Tragedy Politicized: Xinjiang Violence Used As Diplomatic Fodder, Already

A mere two days after 21 were killed in violent attacks in Bachu county, Kashgar, including six police and six ethnic Uighurs, Beijing has politicized the incident, using it to call out the United States for failing to condemn the attacks as “terrorism.” Reuters:

But the U.S. State Department on Wednesday merely expressed regret at the loss of life and urged China to “provide all Chinese citizens, including Uighurs, the due process protections to which they’re entitled.”

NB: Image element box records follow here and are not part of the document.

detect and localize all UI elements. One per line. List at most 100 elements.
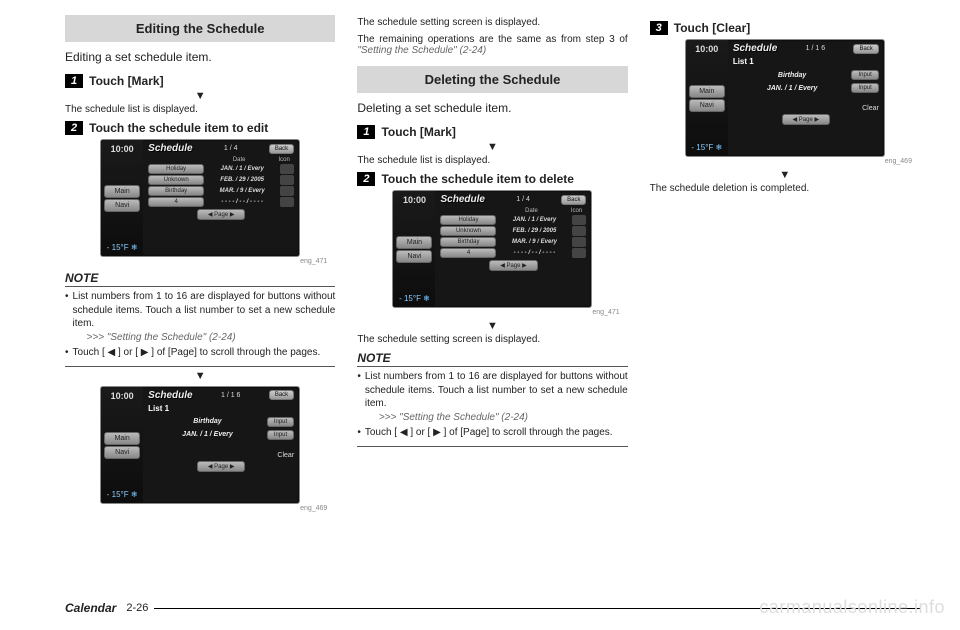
main-button[interactable]: Main [689, 85, 725, 98]
page-button[interactable]: ◀ Page ▶ [489, 260, 538, 271]
navi-button[interactable]: Navi [104, 199, 140, 212]
column-1: Editing the Schedule Editing a set sched… [65, 15, 335, 516]
list-item[interactable]: Birthday [148, 186, 204, 196]
clock: 10:00 [689, 44, 725, 54]
figure-caption: eng_471 [65, 258, 327, 265]
note-list: List numbers from 1 to 16 are displayed … [357, 370, 627, 447]
screen-title: Schedule [733, 43, 777, 54]
entry-icon [280, 175, 294, 185]
list-item[interactable]: Holiday [148, 164, 204, 174]
date-value: FEB. / 29 / 2005 [208, 177, 276, 183]
column-2: The schedule setting screen is displayed… [357, 15, 627, 516]
page-button[interactable]: ◀ Page ▶ [197, 209, 246, 220]
note-list: List numbers from 1 to 16 are displayed … [65, 290, 335, 367]
step-label: Touch [Mark] [381, 125, 455, 139]
note-ref: >>> "Setting the Schedule" (2-24) [379, 412, 528, 423]
list-item[interactable]: Unknown [440, 226, 496, 236]
step-number: 1 [357, 125, 375, 139]
page-indicator: 1 / 1 6 [221, 392, 240, 399]
note-text: List numbers from 1 to 16 are displayed … [365, 371, 628, 409]
back-button[interactable]: Back [561, 195, 586, 205]
entry-icon [572, 215, 586, 225]
step-2: 2 Touch the schedule item to delete [357, 172, 627, 186]
footer-section: Calendar [65, 601, 116, 615]
watermark: carmanualsonline.info [759, 597, 945, 618]
step-label: Touch [Clear] [674, 21, 750, 35]
screenshot-schedule-detail: 10:00 Main Navi - 15°F ❄ Schedule 1 / 1 … [100, 386, 300, 504]
section-title-editing: Editing the Schedule [65, 15, 335, 42]
back-button[interactable]: Back [269, 144, 294, 154]
detail-date: JAN. / 1 / Every [733, 85, 852, 92]
date-value: JAN. / 1 / Every [500, 217, 568, 223]
step-result: The schedule list is displayed. [357, 155, 627, 166]
step-number: 1 [65, 74, 83, 88]
detail-date: JAN. / 1 / Every [148, 431, 267, 438]
col-icon: Icon [566, 208, 586, 214]
page-button[interactable]: ◀ Page ▶ [197, 461, 246, 472]
input-button[interactable]: Input [267, 430, 294, 440]
main-button[interactable]: Main [104, 185, 140, 198]
navi-button[interactable]: Navi [104, 446, 140, 459]
date-value: - - - - / - - / - - - - [500, 250, 568, 256]
note-text: Touch [ ◀ ] or [ ▶ ] of [Page] to scroll… [73, 346, 321, 360]
input-button[interactable]: Input [851, 70, 878, 80]
step-result: The schedule deletion is completed. [650, 183, 920, 194]
date-value: MAR. / 9 / Every [208, 188, 276, 194]
input-button[interactable]: Input [851, 83, 878, 93]
navi-button[interactable]: Navi [396, 250, 432, 263]
column-3: 3 Touch [Clear] 10:00 Main Navi - 15°F ❄… [650, 15, 920, 516]
list-item[interactable]: Holiday [440, 215, 496, 225]
entry-icon [572, 237, 586, 247]
col-icon: Icon [274, 157, 294, 163]
step-3: 3 Touch [Clear] [650, 21, 920, 35]
detail-name: Birthday [733, 72, 852, 79]
list-item[interactable]: 4 [440, 248, 496, 258]
step-number: 2 [65, 121, 83, 135]
temperature: - 15°F ❄ [104, 490, 140, 499]
date-value: FEB. / 29 / 2005 [500, 228, 568, 234]
input-button[interactable]: Input [267, 417, 294, 427]
page-indicator: 1 / 4 [224, 145, 238, 152]
screen-title: Schedule [148, 390, 192, 401]
back-button[interactable]: Back [269, 390, 294, 400]
list-item[interactable]: Birthday [440, 237, 496, 247]
clock: 10:00 [104, 144, 140, 154]
step-result: The schedule list is displayed. [65, 104, 335, 115]
footer-page-number: 2-26 [126, 602, 148, 614]
figure-caption: eng_471 [357, 309, 619, 316]
clear-button[interactable]: Clear [277, 452, 294, 459]
list-item[interactable]: Unknown [148, 175, 204, 185]
detail-name: Birthday [148, 418, 267, 425]
main-button[interactable]: Main [104, 432, 140, 445]
note-heading: NOTE [65, 271, 335, 287]
col-date: Date [500, 208, 562, 214]
page-button[interactable]: ◀ Page ▶ [782, 114, 831, 125]
navi-button[interactable]: Navi [689, 99, 725, 112]
down-triangle-icon: ▼ [650, 169, 920, 181]
step-label: Touch [Mark] [89, 74, 163, 88]
entry-icon [572, 248, 586, 258]
down-triangle-icon: ▼ [357, 141, 627, 153]
note-text: Touch [ ◀ ] or [ ▶ ] of [Page] to scroll… [365, 426, 613, 440]
step-label: Touch the schedule item to delete [381, 172, 573, 186]
list-item[interactable]: 4 [148, 197, 204, 207]
clock: 10:00 [396, 195, 432, 205]
continuation-text: The remaining operations are the same as… [357, 34, 627, 56]
intro-text: Deleting a set schedule item. [357, 101, 627, 115]
main-button[interactable]: Main [396, 236, 432, 249]
date-value: JAN. / 1 / Every [208, 166, 276, 172]
figure-caption: eng_469 [650, 158, 912, 165]
intro-text: Editing a set schedule item. [65, 50, 335, 64]
temperature: - 15°F ❄ [104, 243, 140, 252]
down-triangle-icon: ▼ [65, 370, 335, 382]
screenshot-schedule-detail: 10:00 Main Navi - 15°F ❄ Schedule 1 / 1 … [685, 39, 885, 157]
step-number: 2 [357, 172, 375, 186]
date-value: MAR. / 9 / Every [500, 239, 568, 245]
clear-button[interactable]: Clear [862, 105, 879, 112]
clock: 10:00 [104, 391, 140, 401]
step-number: 3 [650, 21, 668, 35]
entry-icon [572, 226, 586, 236]
continuation-text: The schedule setting screen is displayed… [357, 17, 627, 28]
back-button[interactable]: Back [853, 44, 878, 54]
col-date: Date [208, 157, 270, 163]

The U.S. refusal to condemn the attack showed double standards, considering that it had been the recent victim of a terrorist attack, Chinese Foreign Ministry spokeswoman Hua Chunying told reporters.

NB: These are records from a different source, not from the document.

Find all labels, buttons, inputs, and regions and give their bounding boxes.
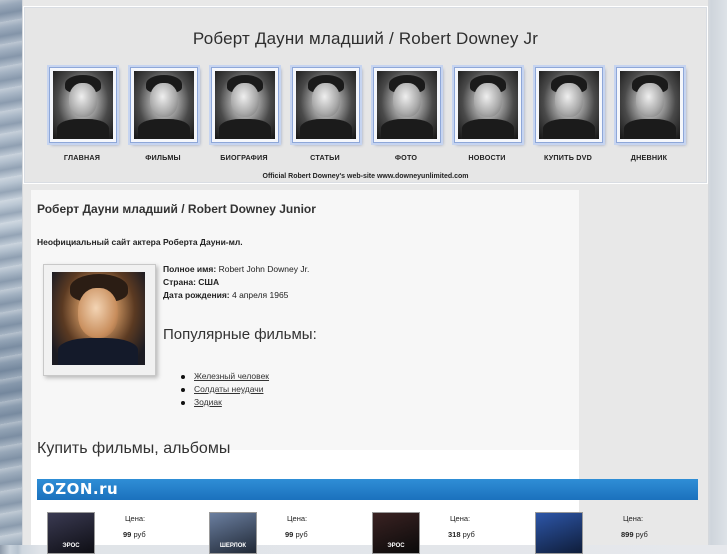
- background-left-decoration: [0, 0, 24, 545]
- price-label: Цена:: [125, 514, 146, 523]
- price-currency: руб: [295, 530, 308, 539]
- price-label: Цена:: [450, 514, 471, 523]
- page-subheading: Неофициальный сайт актера Роберта Дауни-…: [37, 237, 243, 247]
- birthdate-value: 4 апреля 1965: [231, 290, 289, 300]
- official-site-link[interactable]: Official Robert Downey's web-site www.do…: [24, 173, 707, 180]
- product-cover-text: ШЕРЛОК: [219, 543, 247, 549]
- product-item: Цена: 899 руб: [535, 508, 695, 554]
- film-link[interactable]: Солдаты неудачи: [194, 384, 263, 394]
- price-amount: 99: [285, 530, 294, 539]
- nav-photo-thumbnail[interactable]: [373, 67, 441, 143]
- price-label: Цена:: [623, 514, 644, 523]
- nav-photo-thumbnail[interactable]: [211, 67, 279, 143]
- actor-info: Полное имя: Robert John Downey Jr. Стран…: [163, 263, 309, 302]
- price-currency: руб: [635, 530, 648, 539]
- portrait-frame: [43, 264, 156, 376]
- product-cover-text: ЭРОС: [62, 543, 80, 549]
- product-item: ЭРОС Цена: 99 руб: [37, 508, 197, 554]
- product-list: ЭРОС Цена: 99 руб ШЕРЛОК Цена: 99 руб ЭР…: [37, 508, 698, 554]
- nav-photo-thumbnail[interactable]: [535, 67, 603, 143]
- nav-label[interactable]: ФИЛЬМЫ: [122, 153, 204, 162]
- site-container: Роберт Дауни младший / Robert Downey Jr …: [22, 0, 709, 554]
- country-label: Страна:: [163, 277, 196, 287]
- product-item: ЭРОС Цена: 318 руб: [362, 508, 522, 554]
- nav-item-home[interactable]: ГЛАВНАЯ: [47, 65, 117, 167]
- nav-photo-thumbnail[interactable]: [130, 67, 198, 143]
- price-label: Цена:: [287, 514, 308, 523]
- nav-item-news[interactable]: НОВОСТИ: [452, 65, 522, 167]
- product-item: ШЕРЛОК Цена: 99 руб: [199, 508, 359, 554]
- site-title: Роберт Дауни младший / Robert Downey Jr: [192, 29, 539, 48]
- ozon-logo[interactable]: OZON.ru: [42, 480, 118, 498]
- fullname-label: Полное имя:: [163, 264, 217, 274]
- price-amount: 318: [448, 530, 461, 539]
- nav-label[interactable]: ГЛАВНАЯ: [41, 153, 123, 162]
- site-header: Роберт Дауни младший / Robert Downey Jr …: [23, 6, 708, 184]
- nav-photo-thumbnail[interactable]: [292, 67, 360, 143]
- price-value: 318 руб: [448, 530, 475, 539]
- film-link[interactable]: Железный человек: [194, 371, 269, 381]
- product-cover-text: ЭРОС: [387, 543, 405, 549]
- nav-item-articles[interactable]: СТАТЬИ: [290, 65, 360, 167]
- price-value: 99 руб: [285, 530, 308, 539]
- list-item: Зодиак: [175, 396, 269, 409]
- buy-section-title: Купить фильмы, альбомы: [37, 440, 231, 457]
- product-cover-image[interactable]: ЭРОС: [47, 512, 95, 554]
- nav-label[interactable]: СТАТЬИ: [284, 153, 366, 162]
- list-item: Солдаты неудачи: [175, 383, 269, 396]
- nav-label[interactable]: НОВОСТИ: [446, 153, 528, 162]
- ozon-banner[interactable]: OZON.ru: [37, 479, 698, 500]
- birthdate-label: Дата рождения:: [163, 290, 230, 300]
- nav-item-biography[interactable]: БИОГРАФИЯ: [209, 65, 279, 167]
- portrait-photo: [52, 272, 145, 365]
- price-amount: 899: [621, 530, 634, 539]
- info-fullname: Полное имя: Robert John Downey Jr.: [163, 263, 309, 276]
- nav-item-films[interactable]: ФИЛЬМЫ: [128, 65, 198, 167]
- nav-label[interactable]: ДНЕВНИК: [608, 153, 690, 162]
- popular-films-title: Популярные фильмы:: [163, 326, 317, 343]
- product-cover-image[interactable]: ШЕРЛОК: [209, 512, 257, 554]
- price-amount: 99: [123, 530, 132, 539]
- price-value: 899 руб: [621, 530, 648, 539]
- film-link[interactable]: Зодиак: [194, 397, 222, 407]
- main-navigation: ГЛАВНАЯ ФИЛЬМЫ БИОГРАФИЯ СТАТЬИ ФОТО НОВ…: [47, 65, 687, 167]
- price-currency: руб: [462, 530, 475, 539]
- price-currency: руб: [133, 530, 146, 539]
- main-content: Роберт Дауни младший / Robert Downey Jun…: [31, 190, 698, 554]
- list-item: Железный человек: [175, 370, 269, 383]
- nav-photo-thumbnail[interactable]: [49, 67, 117, 143]
- country-value: США: [198, 277, 220, 287]
- nav-label[interactable]: ФОТО: [365, 153, 447, 162]
- fullname-value: Robert John Downey Jr.: [218, 264, 310, 274]
- nav-photo-thumbnail[interactable]: [616, 67, 684, 143]
- popular-films-list: Железный человек Солдаты неудачи Зодиак: [175, 370, 269, 409]
- info-country: Страна: США: [163, 276, 309, 289]
- price-value: 99 руб: [123, 530, 146, 539]
- nav-label[interactable]: БИОГРАФИЯ: [203, 153, 285, 162]
- nav-item-photo[interactable]: ФОТО: [371, 65, 441, 167]
- page-heading: Роберт Дауни младший / Robert Downey Jun…: [37, 202, 316, 216]
- product-cover-image[interactable]: ЭРОС: [372, 512, 420, 554]
- nav-item-buy-dvd[interactable]: КУПИТЬ DVD: [533, 65, 603, 167]
- intro-panel: Роберт Дауни младший / Robert Downey Jun…: [31, 190, 579, 450]
- info-birthdate: Дата рождения: 4 апреля 1965: [163, 289, 309, 302]
- product-cover-image[interactable]: [535, 512, 583, 554]
- nav-item-diary[interactable]: ДНЕВНИК: [614, 65, 684, 167]
- nav-label[interactable]: КУПИТЬ DVD: [527, 153, 609, 162]
- nav-photo-thumbnail[interactable]: [454, 67, 522, 143]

“We simply oppose the U.S. reversing black and white, confusing right and wrong, and continually refusing to condemn violent terrorist incidents, and instead, making wild accusations about Chinese policy toward ethnic minorities,” she said.

“We hope the U.S. will turn a mirror on itself and all its own domestic problems instead of pointing fingers at other countries.”

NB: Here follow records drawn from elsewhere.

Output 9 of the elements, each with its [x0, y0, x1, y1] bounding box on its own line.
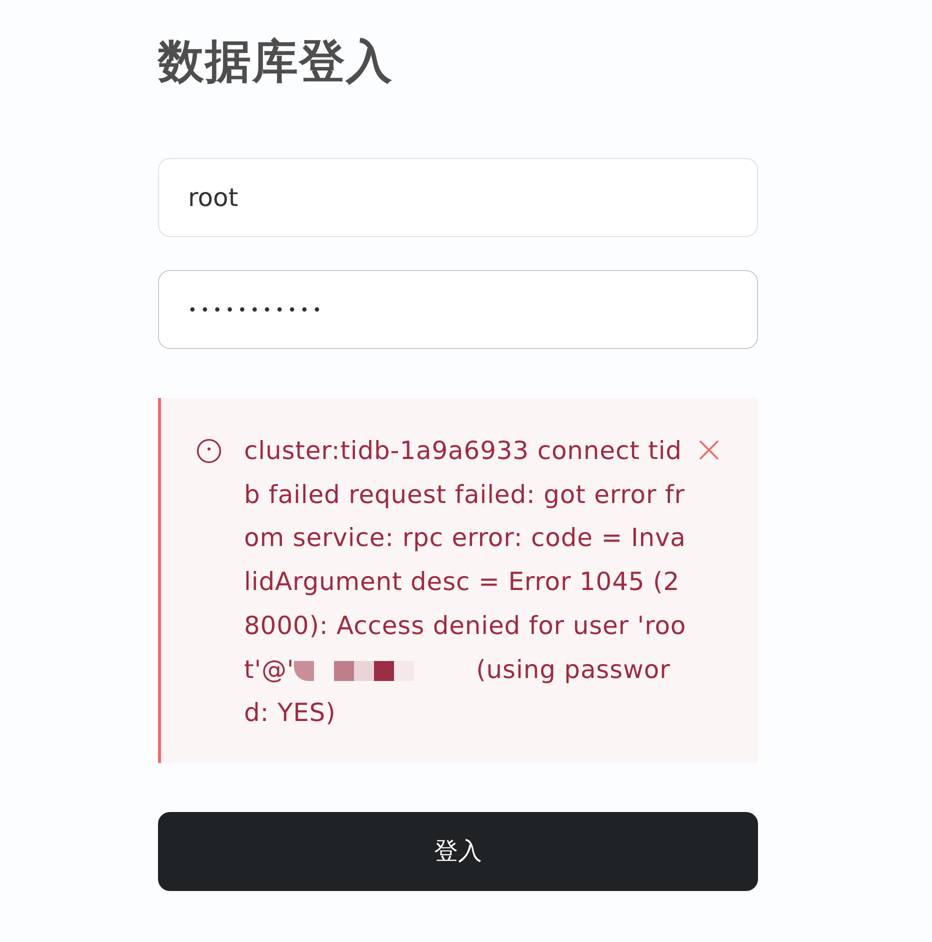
error-icon	[196, 438, 222, 464]
page-title: 数据库登入	[158, 33, 394, 90]
login-button[interactable]: 登入	[158, 812, 758, 891]
close-icon	[698, 439, 720, 461]
redaction-mosaic-icon	[294, 660, 414, 681]
password-field[interactable]: •••••••••••	[158, 270, 758, 349]
error-message: cluster:tidb-1a9a6933 connect tidb failed request failed: got error from service: rpc error: code = InvalidArgument desc = Error 1045 (28000): Access denied for user 'root'@' (using password: YES)	[244, 435, 688, 730]
close-button[interactable]	[698, 439, 720, 461]
username-field[interactable]: root	[158, 158, 758, 237]
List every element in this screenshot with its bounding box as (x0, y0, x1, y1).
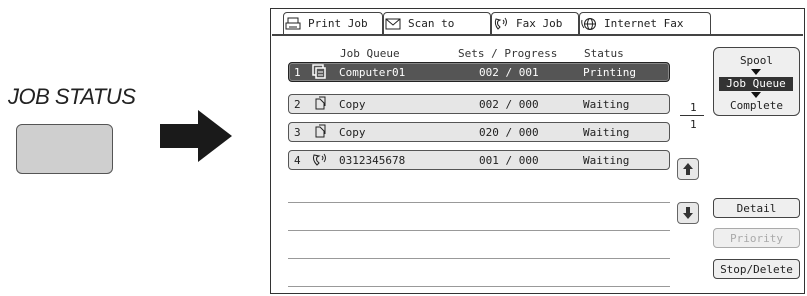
complete-option[interactable]: Complete (714, 99, 799, 112)
copy-icon (313, 124, 329, 143)
row-number: 2 (294, 98, 301, 111)
arrow-right-icon (160, 110, 232, 162)
job-status: Waiting (583, 126, 630, 139)
job-name: Copy (339, 126, 366, 139)
page-divider (680, 115, 704, 116)
page-total: 1 (690, 118, 697, 131)
computer-icon (311, 64, 327, 83)
scroll-down-button[interactable] (677, 202, 699, 224)
job-progress: 002 / 001 (479, 66, 539, 79)
tab-label: Scan to (408, 17, 455, 30)
job-progress: 002 / 000 (479, 98, 539, 111)
tab-divider (272, 34, 803, 36)
empty-row-line (288, 202, 670, 203)
spool-option[interactable]: Spool (714, 54, 799, 67)
tab-internet-fax[interactable]: Internet Fax (579, 12, 711, 34)
job-status: Waiting (583, 154, 630, 167)
job-row-3[interactable]: 3 Copy 020 / 000 Waiting (288, 122, 670, 142)
job-status-label: JOB STATUS (8, 84, 136, 109)
arrow-down-icon (683, 207, 693, 219)
job-row-1[interactable]: 1 Computer01 002 / 001 Printing (288, 62, 670, 82)
arrow-up-icon (683, 163, 693, 175)
job-progress: 001 / 000 (479, 154, 539, 167)
header-status: Status (584, 47, 624, 60)
job-status-key[interactable] (16, 124, 113, 174)
job-progress: 020 / 000 (479, 126, 539, 139)
down-triangle-icon (751, 69, 761, 75)
tab-label: Internet Fax (604, 17, 684, 30)
job-name: Computer01 (339, 66, 406, 79)
page-current: 1 (690, 101, 697, 114)
scan-icon (384, 17, 402, 31)
row-number: 1 (294, 66, 301, 79)
job-status: Printing (583, 66, 636, 79)
scroll-up-button[interactable] (677, 158, 699, 180)
job-name: Copy (339, 98, 366, 111)
row-number: 4 (294, 154, 301, 167)
internet-fax-icon (580, 17, 598, 31)
tab-print-job[interactable]: Print Job (283, 12, 383, 34)
tab-scan-to[interactable]: Scan to (383, 12, 491, 34)
job-queue-option[interactable]: Job Queue (719, 77, 793, 91)
tab-fax-job[interactable]: Fax Job (491, 12, 579, 34)
header-sets-progress: Sets / Progress (458, 47, 558, 60)
detail-button[interactable]: Detail (713, 198, 800, 218)
printer-icon (284, 17, 302, 31)
row-number: 3 (294, 126, 301, 139)
fax-icon (492, 17, 510, 31)
queue-mode-selector[interactable]: Spool Job Queue Complete (713, 47, 800, 116)
priority-button[interactable]: Priority (713, 228, 800, 248)
tab-label: Print Job (308, 17, 368, 30)
copy-icon (313, 96, 329, 115)
header-job-queue: Job Queue (340, 47, 400, 60)
down-triangle-icon (751, 92, 761, 98)
job-name: 0312345678 (339, 154, 406, 167)
stop-delete-button[interactable]: Stop/Delete (713, 259, 800, 279)
tab-label: Fax Job (516, 17, 563, 30)
empty-row-line (288, 258, 670, 259)
job-status: Waiting (583, 98, 630, 111)
empty-row-line (288, 230, 670, 231)
empty-row-line (288, 286, 670, 287)
job-row-4[interactable]: 4 0312345678 001 / 000 Waiting (288, 150, 670, 170)
fax-phone-icon (311, 152, 329, 171)
job-row-2[interactable]: 2 Copy 002 / 000 Waiting (288, 94, 670, 114)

Hua has a point, even if she’s approaching it sidewise. The term “terrorism” has always been politically charged, never more so than in the years following 9/11 when warhawks desperately sought ways to rebrand the invasion of Iraq as something other than an unprovoked attack on a sovereign nation. Everything is easier to justify when the enemy is nameless Terrorism. And to call oneself a victim of terrorism is to control the narrative: suddenly there is a clear bad guy who must be conquered at all costs, even civil liberties or a country’s guiding principles.

In the succeeding years, we’ve tortured all meaning out of the word. A terrorist used to be a Saudi Arabian in a cave. Then it was a man with a bomb. Yet it’s also a naturalized American citizen who is lost and friendless. And an ethnic Uighur, thousands of miles away, in an unstable region attacking a foreign people? A terrorist is them, powerful in the way that all symbols are, unambiguous and emotive.

Unless it’s not that simple. When someone, in a burst of clarity — a perspective gained from observing at a distance — declares that there is no terrorism, that the situation is a little more complicated than that, what then?

China, it seems, prefers the monochromatic muck, and as such has lobbed a profoundly distasteful political salvo over the bodies of 21 people, 15 of whom were victims, or police officers on duty, caught in the wrong place. Let’s mourn the dead, including the three community workers who paid with their lives for stumbling into the wrong house, and please, out of respect, say no more. Surely there is another time for that.

2 Responses to “Tragedy Politicized: Xinjiang Violence Used As Diplomatic Fodder, Already”

  1. KalanStar

    This is what you get when you seek truth from facts:
    “We simply oppose the U.S. reversing black and white, confusing right and wrong, and continually refusing to condemn violent terrorist incidents, and instead, making wild accusations about Chinese policy toward ethnic minorities,”

    CCP officials are so full of shit their eyes are brown. That’s both truth AND a fact ;o)

    Reply
  2. Idon'tknow

    I merely express regret at the loss of life in Boston Marathon chaos of 2013, 9/11 World Trade Center buildi collapses, and the likes, and urge the United States to provide all American citizens and other human beings, including Muslims, the due process protections to which they’re entitled.